Как юрист Н.А. Захаров отстаивал за государством право самобытности, непохожести, оригинальности. В его глазах именно индивидуальные особенности государства порождают политическую независимость и жизненную силу этих государств, тогда как общества, построенные по либеральным трафаретам, как и посредственные личности, носят на себе печать безжизненности, искусственности, а значит, цивилизационной слабости и неустойчивости. Из этого положения для него вытекала необходимость изучать государственный строй государств в связи с историей нации в целом.
Особенности формирования русской системы власти он видел во влиянии византийской идеи власти императора, идеи религиозного автократизма, глубоко воспринятой русскими книжниками и летописцами, и в частноправовом характере власти великих князей из рода Рюриковичей, смотревших на свои владения как на свою неотчуждаемую вотчину, переходящую по наследству в их роде. В России, по Н.А. Захарову, не было того феодального строя, установившегося в Европе, который сформировал враждебные классы, породил борьбу королевской власти с феодальной аристократией. На Руси не было создано крупное землевладение, находящееся не в руках дома Рюрика; разросшаяся династия Рюриковичей «окняжила» землю, на Западе же произошло «обаристокративание», попадание земли в руки знатных родов. Феодализм на Западе породил борьбу королей с аристократией, а затем, после поражения последних, общее с остатками аристократии порабощение народа. Таким образом, зарождение и развитие власти на Руси и на Западе глубоко отличались различными поземельными отношениями, феодальными на Западе и частноправовыми у нас.
Формированию большого Московского государства способствовали и две другие счастливые причины: концентрация земель в руках московской линии Рюриковичей, а затем вымирание этой линии после царя Феодора Иоанновича.

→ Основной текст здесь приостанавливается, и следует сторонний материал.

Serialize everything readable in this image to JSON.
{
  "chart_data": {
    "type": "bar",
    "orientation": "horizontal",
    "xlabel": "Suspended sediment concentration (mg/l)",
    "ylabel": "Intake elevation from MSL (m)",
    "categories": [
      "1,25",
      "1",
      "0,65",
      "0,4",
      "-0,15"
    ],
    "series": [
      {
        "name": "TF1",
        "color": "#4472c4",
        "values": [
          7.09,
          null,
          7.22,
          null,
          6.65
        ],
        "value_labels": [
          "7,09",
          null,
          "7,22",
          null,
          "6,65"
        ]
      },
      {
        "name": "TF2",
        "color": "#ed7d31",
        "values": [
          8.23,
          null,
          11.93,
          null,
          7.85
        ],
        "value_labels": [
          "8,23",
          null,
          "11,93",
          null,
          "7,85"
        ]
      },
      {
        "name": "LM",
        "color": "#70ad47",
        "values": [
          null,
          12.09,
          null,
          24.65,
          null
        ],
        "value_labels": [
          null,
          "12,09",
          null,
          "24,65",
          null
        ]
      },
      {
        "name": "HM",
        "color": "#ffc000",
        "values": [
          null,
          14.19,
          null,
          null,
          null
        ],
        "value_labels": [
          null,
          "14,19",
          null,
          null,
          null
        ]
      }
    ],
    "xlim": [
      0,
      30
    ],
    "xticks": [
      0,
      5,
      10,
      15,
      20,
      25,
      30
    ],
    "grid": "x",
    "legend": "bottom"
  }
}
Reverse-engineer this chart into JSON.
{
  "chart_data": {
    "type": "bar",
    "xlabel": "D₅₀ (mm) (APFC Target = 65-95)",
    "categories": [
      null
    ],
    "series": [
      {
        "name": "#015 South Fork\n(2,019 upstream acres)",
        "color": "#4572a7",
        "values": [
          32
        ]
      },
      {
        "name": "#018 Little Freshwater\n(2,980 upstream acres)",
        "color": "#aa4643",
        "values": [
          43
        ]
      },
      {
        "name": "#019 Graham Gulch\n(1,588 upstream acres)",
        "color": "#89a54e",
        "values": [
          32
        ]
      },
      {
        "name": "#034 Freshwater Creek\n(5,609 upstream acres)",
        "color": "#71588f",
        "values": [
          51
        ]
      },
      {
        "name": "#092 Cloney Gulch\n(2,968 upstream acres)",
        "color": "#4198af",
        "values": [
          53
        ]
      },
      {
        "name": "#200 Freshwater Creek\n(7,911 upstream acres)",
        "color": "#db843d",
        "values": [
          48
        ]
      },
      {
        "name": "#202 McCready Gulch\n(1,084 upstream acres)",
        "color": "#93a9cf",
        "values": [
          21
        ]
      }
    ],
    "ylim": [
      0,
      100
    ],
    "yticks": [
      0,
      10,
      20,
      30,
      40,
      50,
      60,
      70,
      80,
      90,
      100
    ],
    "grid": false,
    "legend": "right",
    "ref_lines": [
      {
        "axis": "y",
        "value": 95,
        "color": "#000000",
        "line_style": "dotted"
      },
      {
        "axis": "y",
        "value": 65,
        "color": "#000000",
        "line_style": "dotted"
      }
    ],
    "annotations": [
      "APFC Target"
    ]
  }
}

Вторая причина позволила новой династии владеть московской «отчиной», вследствие занятия московского престола, и отказаться от поддерживавшейся всеми московскими Рюриковичами удельной системы, каждый из которых выделял своим сыновьям уделы во владение. При Романовых вотчина Рюриковичей окончательно превратилась в Московское царство, а князь-вотчинник – в государя, но власть сохранила свою родовую частноправовую черту. Романовы также смотрели на Московское государство как на свою личную собственность.
По мнению Н.А. Захарова, «такой характер властвования налагал особую печать на развитие понятия о существе нашей верховной власти. Эта частноправность вошла в плоть и кровь русского государства, несмотря ни на потрясения Смутного времени, ни на все изменения императорского периода» {118} .
Владение землей в Московском государстве разделялось на вотчинное владение (наследуемое во владетельном роде) и на поместное (не наследуемое) и зависело от службы государю. За верную службу землю дарили либо во временное, либо в наследственное пользование, неисполнение государевой службы, немилость вызывали отобрание дарованного. Таковое владение землей высшего слоя государства сильно отличается от западного феодального владения.
«На Западе, – пишет Захаров Н.А., – родовая аристократия развивалась при конкуренции с королевской властью на территориях, охраняемых вассалами, подданными сюзерена. У нас подобие этой аристократии – удельные князья, потомство общего с царствующим государством родоначальника, – потеряли всякое значение под твердой рукой московского государя. На Западе высший слой общества составила родовая аристократия, которая в некоторых местах, потеряв возможность противостоять воле возвысившегося над всеми феодала-короля, создала корпоративные законодательные собрания, ограничивающие власть государя. У нас же весь высший класс состоял из лиц, непосредственно избранных царем, и экономически зависел от государя, который имел неограниченное право отбирать земли у тех, кто неправильно или неисправно нес свои обязанности. Если на Западе феодал был неограниченный господин своих земель, то русский служилый человек был государственный работник, которому государь давал за его труды право вечной, наследственной или пожизненной аренды» {119} .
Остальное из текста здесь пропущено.